The Royal College of Nursing (RCN) has criticised the Bill for its lack of safeguarding for medical professionals. Its concerns relate to the fact it is highly likely family members may not be supportive of their relative choosing to end their life and may attempt to find the medical professionals involved liable. Section 20 and 21 of the Bill cover the absolving of any criminal or civil liability, provided the assistance to end the person’s life is provided “lawfully”. Beyond this, there is no specific consideration for any particular circumstances which may arise.
However, while there is not necessarily proactive safeguarding of medical professionals in the Bill, there is conversely no specific recourse for review of their decisions. While sections 3 or 52 of the Adults with Incapacity (Scotland) Act provide such a mechanism for an application for a review by the court made by an interested person, no such option is available under the Assisted Dying Bill.

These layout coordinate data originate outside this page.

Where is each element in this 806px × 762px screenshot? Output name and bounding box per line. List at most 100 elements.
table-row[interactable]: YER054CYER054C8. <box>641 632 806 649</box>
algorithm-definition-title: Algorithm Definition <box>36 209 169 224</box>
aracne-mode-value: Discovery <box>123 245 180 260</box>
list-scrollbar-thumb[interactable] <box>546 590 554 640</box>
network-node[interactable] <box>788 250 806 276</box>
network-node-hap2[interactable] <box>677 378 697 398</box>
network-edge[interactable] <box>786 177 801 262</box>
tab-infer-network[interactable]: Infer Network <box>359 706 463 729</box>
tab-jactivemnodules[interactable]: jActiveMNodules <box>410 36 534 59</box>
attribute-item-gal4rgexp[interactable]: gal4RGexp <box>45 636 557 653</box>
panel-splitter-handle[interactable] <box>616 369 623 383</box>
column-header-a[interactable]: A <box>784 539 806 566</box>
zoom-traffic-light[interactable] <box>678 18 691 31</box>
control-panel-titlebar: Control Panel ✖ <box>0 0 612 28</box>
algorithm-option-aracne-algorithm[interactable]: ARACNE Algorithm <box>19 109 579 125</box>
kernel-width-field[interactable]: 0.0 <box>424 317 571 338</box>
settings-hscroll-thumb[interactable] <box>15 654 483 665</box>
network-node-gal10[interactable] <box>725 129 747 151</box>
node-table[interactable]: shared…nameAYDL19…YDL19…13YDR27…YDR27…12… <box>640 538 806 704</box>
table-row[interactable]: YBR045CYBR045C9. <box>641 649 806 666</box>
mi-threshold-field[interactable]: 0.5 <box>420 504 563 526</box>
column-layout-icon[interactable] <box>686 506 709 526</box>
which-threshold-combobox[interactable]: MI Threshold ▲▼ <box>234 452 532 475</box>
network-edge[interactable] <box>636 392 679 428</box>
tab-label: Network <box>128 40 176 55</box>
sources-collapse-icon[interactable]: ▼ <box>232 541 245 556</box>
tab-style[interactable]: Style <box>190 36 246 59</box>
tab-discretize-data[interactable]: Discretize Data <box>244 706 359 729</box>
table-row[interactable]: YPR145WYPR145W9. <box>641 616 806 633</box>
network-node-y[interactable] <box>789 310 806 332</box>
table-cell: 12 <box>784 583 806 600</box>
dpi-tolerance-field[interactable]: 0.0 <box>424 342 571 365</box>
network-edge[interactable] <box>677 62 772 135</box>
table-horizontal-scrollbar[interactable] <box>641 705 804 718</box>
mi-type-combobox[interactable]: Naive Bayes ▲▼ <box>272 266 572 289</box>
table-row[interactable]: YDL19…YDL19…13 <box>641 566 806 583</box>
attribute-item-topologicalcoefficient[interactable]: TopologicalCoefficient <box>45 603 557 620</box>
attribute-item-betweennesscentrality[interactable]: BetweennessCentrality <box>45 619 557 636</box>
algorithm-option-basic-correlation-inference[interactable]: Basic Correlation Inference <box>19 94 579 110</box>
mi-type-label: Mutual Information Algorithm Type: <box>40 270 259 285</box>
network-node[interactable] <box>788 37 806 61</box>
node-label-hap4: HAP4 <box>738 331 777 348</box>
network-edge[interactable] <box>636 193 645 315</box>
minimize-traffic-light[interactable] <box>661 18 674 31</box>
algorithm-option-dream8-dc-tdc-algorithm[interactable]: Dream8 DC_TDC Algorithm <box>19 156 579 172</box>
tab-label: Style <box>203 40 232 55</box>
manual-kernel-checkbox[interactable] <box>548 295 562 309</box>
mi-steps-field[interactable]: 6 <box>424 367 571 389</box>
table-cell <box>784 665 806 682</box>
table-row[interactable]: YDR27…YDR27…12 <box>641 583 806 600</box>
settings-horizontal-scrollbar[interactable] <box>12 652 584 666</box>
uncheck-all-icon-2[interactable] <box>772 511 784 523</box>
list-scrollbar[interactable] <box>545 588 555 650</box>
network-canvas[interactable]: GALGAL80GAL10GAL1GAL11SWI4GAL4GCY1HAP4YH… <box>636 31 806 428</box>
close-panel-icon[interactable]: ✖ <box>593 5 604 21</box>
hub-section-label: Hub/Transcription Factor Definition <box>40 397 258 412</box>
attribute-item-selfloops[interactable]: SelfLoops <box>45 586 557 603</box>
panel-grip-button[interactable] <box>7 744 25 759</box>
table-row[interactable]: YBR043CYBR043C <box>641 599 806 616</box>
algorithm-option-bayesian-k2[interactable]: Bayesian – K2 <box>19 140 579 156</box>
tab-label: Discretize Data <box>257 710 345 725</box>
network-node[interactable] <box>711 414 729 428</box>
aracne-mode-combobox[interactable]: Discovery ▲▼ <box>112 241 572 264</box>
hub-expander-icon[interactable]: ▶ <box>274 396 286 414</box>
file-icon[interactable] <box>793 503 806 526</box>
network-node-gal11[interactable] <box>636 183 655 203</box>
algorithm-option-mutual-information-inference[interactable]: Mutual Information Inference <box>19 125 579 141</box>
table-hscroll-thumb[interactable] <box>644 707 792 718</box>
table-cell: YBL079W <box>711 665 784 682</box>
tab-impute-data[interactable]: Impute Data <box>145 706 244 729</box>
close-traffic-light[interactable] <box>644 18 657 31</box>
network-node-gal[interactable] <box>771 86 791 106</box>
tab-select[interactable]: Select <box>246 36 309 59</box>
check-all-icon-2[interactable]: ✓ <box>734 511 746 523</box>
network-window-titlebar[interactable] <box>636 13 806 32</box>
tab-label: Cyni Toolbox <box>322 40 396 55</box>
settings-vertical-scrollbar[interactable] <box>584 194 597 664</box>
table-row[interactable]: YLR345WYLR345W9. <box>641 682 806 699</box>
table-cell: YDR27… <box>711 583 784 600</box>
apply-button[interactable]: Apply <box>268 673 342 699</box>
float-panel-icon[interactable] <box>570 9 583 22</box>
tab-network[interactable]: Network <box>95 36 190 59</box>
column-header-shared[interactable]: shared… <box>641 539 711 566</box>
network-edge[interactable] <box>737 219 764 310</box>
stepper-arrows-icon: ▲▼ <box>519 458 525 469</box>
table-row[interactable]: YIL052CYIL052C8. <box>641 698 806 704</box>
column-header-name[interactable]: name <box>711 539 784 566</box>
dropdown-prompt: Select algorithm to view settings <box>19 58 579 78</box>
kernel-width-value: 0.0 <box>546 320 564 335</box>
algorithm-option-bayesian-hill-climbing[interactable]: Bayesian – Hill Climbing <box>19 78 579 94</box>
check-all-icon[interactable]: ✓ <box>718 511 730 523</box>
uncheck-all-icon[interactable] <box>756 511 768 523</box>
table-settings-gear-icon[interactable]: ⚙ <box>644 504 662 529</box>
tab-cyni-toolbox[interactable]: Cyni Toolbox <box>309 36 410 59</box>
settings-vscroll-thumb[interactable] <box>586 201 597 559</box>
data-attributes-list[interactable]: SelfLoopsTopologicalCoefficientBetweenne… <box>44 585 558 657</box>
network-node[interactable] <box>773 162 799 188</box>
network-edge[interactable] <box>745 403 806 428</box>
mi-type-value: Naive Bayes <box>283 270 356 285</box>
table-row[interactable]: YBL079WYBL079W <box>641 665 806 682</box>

The Royal Pharmaceutical Society (RPS) is of the opinion that the Bill lacks clear guidance as to the approach taken to complications arising during the process such as the substance used to end the patient’s life failing to work correctly. What if it only makes them feel worse and they no longer wish to end their lives?
The Law Society of Scotland has in particular made reference to section 7(1)(c)|(ii) whereby the medical practitioner is required to encourage the patient to discuss their wish to die with “those close to the person”. This may ultimately cause uncertainty and disparity among family members.
Section 7(1)(b)(i) requires the medical professional to “inform the person of the further steps that must be taken before the lawful provision of assistance to the person to end their own life”. Whilst this may be deliberate to allow flexibility, it could place an undue burden of legal responsibility upon the chosen medical practitioner.
Insurance claim issues
The death certificate shall state the primary cause of death as the disease or condition, and not suicide. It appears highly likely insurance firms will support assisted dying, with three major insurance firms already confirming this, whilst one has already supported a claim in relation to a death in a legal jurisdiction where assisted dying has already been legalised.
Whilst this may appear to be a relief for those who may wish to have an assisted death and would not want to jeopardise the financial benefit that such policies bring, it could in contrast open the door to undue pressure (both internal and external) on an individual to progress with the assisted dying route.
We shall watch with interest as the MSPs, who will be offered a free vote on this issue, debate the merits and difficulties of assisted dying in Scotland.